Certainly, some flavors of AI models work better on images, and others on sound, but for the most part, the ability for an AI model to do a good job at seeing photos and hearing audio is dependent on the training set.
In training, the model looks through your training set over and over. Each time the model looks through your data set is called an epoch, and during each epoch, the model makes small corrections to how each node processes your data until the results stop getting better.
Then, you graduate to start using the model, feed it an image it has never seen before, and see if you get a correct answer.
Of course, it is somewhat trickier than this. If you keep training a model with your training set too long, it overfits. Overfitting is when a model does a great job on your training set but when you show it something it hasn’t seen before (but ought to know about), it cannot generalize.
One of the challenges is understanding why these models work.

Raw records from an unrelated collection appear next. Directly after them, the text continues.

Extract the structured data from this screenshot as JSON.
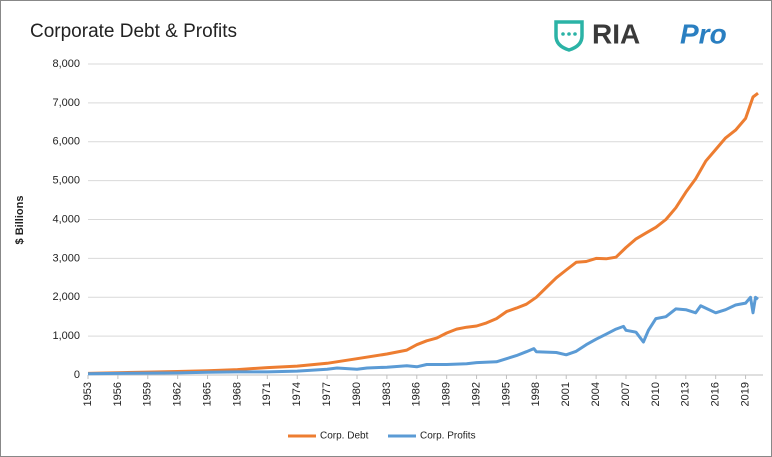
{
  "logo": {
    "brand": "RIA",
    "product": "Pro"
  },
  "chart_data": {
    "type": "line",
    "title": "Corporate Debt & Profits",
    "y_label": "$ Billions",
    "xlim": [
      1953,
      2020.75
    ],
    "xticks": [
      1953,
      1956,
      1959,
      1962,
      1965,
      1968,
      1971,
      1974,
      1977,
      1980,
      1983,
      1986,
      1989,
      1992,
      1995,
      1998,
      2001,
      2004,
      2007,
      2010,
      2013,
      2016,
      2019
    ],
    "ylim": [
      0,
      8000
    ],
    "yticks": [
      0,
      {
        "value": 1000,
        "label": "1,000"
      },
      {
        "value": 2000,
        "label": "2,000"
      },
      {
        "value": 3000,
        "label": "3,000"
      },
      {
        "value": 4000,
        "label": "4,000"
      },
      {
        "value": 5000,
        "label": "5,000"
      },
      {
        "value": 6000,
        "label": "6,000"
      },
      {
        "value": 7000,
        "label": "7,000"
      },
      {
        "value": 8000,
        "label": "8,000"
      }
    ],
    "grid": true,
    "legend": "bottom",
    "series": [
      {
        "name": "Corp. Debt",
        "color": "#ed7d31",
        "x": [
          1953,
          1956,
          1959,
          1962,
          1965,
          1968,
          1971,
          1974,
          1977,
          1980,
          1983,
          1985,
          1986,
          1987,
          1988,
          1989,
          1990,
          1991,
          1992,
          1993,
          1994,
          1995,
          1996,
          1997,
          1998,
          1999,
          2000,
          2001,
          2002,
          2003,
          2004,
          2005,
          2006,
          2007,
          2008,
          2009,
          2010,
          2011,
          2012,
          2013,
          2014,
          2015,
          2016,
          2017,
          2018,
          2019,
          2019.75,
          2020.25
        ],
        "values": [
          40,
          60,
          75,
          90,
          110,
          140,
          190,
          230,
          300,
          420,
          540,
          640,
          780,
          880,
          950,
          1080,
          1180,
          1230,
          1260,
          1340,
          1450,
          1630,
          1720,
          1820,
          2000,
          2250,
          2500,
          2700,
          2900,
          2920,
          3000,
          2990,
          3030,
          3280,
          3500,
          3650,
          3800,
          4000,
          4300,
          4700,
          5050,
          5500,
          5800,
          6100,
          6300,
          6600,
          7150,
          7250
        ]
      },
      {
        "name": "Corp. Profits",
        "color": "#5b9bd5",
        "x": [
          1953,
          1956,
          1959,
          1962,
          1965,
          1968,
          1971,
          1974,
          1977,
          1978,
          1980,
          1981,
          1983,
          1985,
          1986,
          1987,
          1989,
          1991,
          1992,
          1994,
          1995,
          1996,
          1997,
          1997.75,
          1998,
          1999,
          2000,
          2001,
          2002,
          2003,
          2004,
          2005,
          2006,
          2006.75,
          2007,
          2008,
          2008.75,
          2009.25,
          2010,
          2011,
          2012,
          2013,
          2014,
          2014.5,
          2015,
          2016,
          2017,
          2018,
          2019,
          2019.5,
          2019.75,
          2020,
          2020.25
        ],
        "values": [
          30,
          40,
          50,
          55,
          70,
          80,
          80,
          100,
          150,
          180,
          150,
          180,
          200,
          240,
          210,
          270,
          270,
          290,
          320,
          340,
          420,
          500,
          600,
          680,
          600,
          590,
          580,
          520,
          610,
          780,
          920,
          1050,
          1180,
          1250,
          1150,
          1100,
          850,
          1150,
          1450,
          1500,
          1700,
          1680,
          1600,
          1780,
          1720,
          1600,
          1680,
          1800,
          1850,
          2000,
          1600,
          2000,
          1950
        ]
      }
    ]
  }
}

We have done some work to understand what excites each node inside these models, but we also understand the model, during training, decides for itself what matters in its training set.
In general, the first layers seem to get excited by large features and then deeper layers pick up finer details, like this:
In 2017, the teams were hitting 95% accuracy, but in the contest, they only had to make the right choice out of 1,000 categories. Humans can recognize way more categories than that.
Let’s move on to how a computer actually understands and categorizes images.
Computer vision and n-dimensional vectors explained
How do we get an AI model to understand a complicated picture?
Complicated images are said to have high dimensionality. In normal life, we are used to three dimensions (like the length, width, and height of your UPS package). However, mathematicians and computers think in ways that are not limited to normal, and so they can mentally work in spaces that have a thousand dimensions or more. Why is that useful?
Think of a photo of your dog on your couch in your living room, with pictures on the walls, and with a table with magazines on it. This is a fairly normal scene, but can you categorize it into only one category? It is way more complex than that.
Let’s think about this scene the way that mathematicians and computers do.
What if you take the photo, and you start with a dot in space? Then, you add an arrow sticking straight up from that dot, and its length is determined by if there is a dog in the photo (there is). Another arrow coming up from that dot but a few degrees to the right indicates if there is a cat in the photo (there is not, so that arrow is length zero). Then an arrow to the left denotes if there is a couch in the photo (there is, so that arrow has some length). An arrow facing down might denote if there is a table in the scene (there is, so that arrow has some length).
A photo rendered in this way could end up looking like this:
We call this an n-dimensional vector. As you might imagine, if you have enough of these pesky dimensions, you can pretty much represent anything that might be in any photo. Each photo will get its own n-dimensional vector, which you can think of as a digital fingerprint.
And this digital fingerprint is where things get very useful for anyone searching through photos using AI models trained on vast amounts of images.
You could find similar looking images by comparing their n-dimensional vectors. If their vectors are similar, the images are likely similar, too.
That is the next step in computer vision.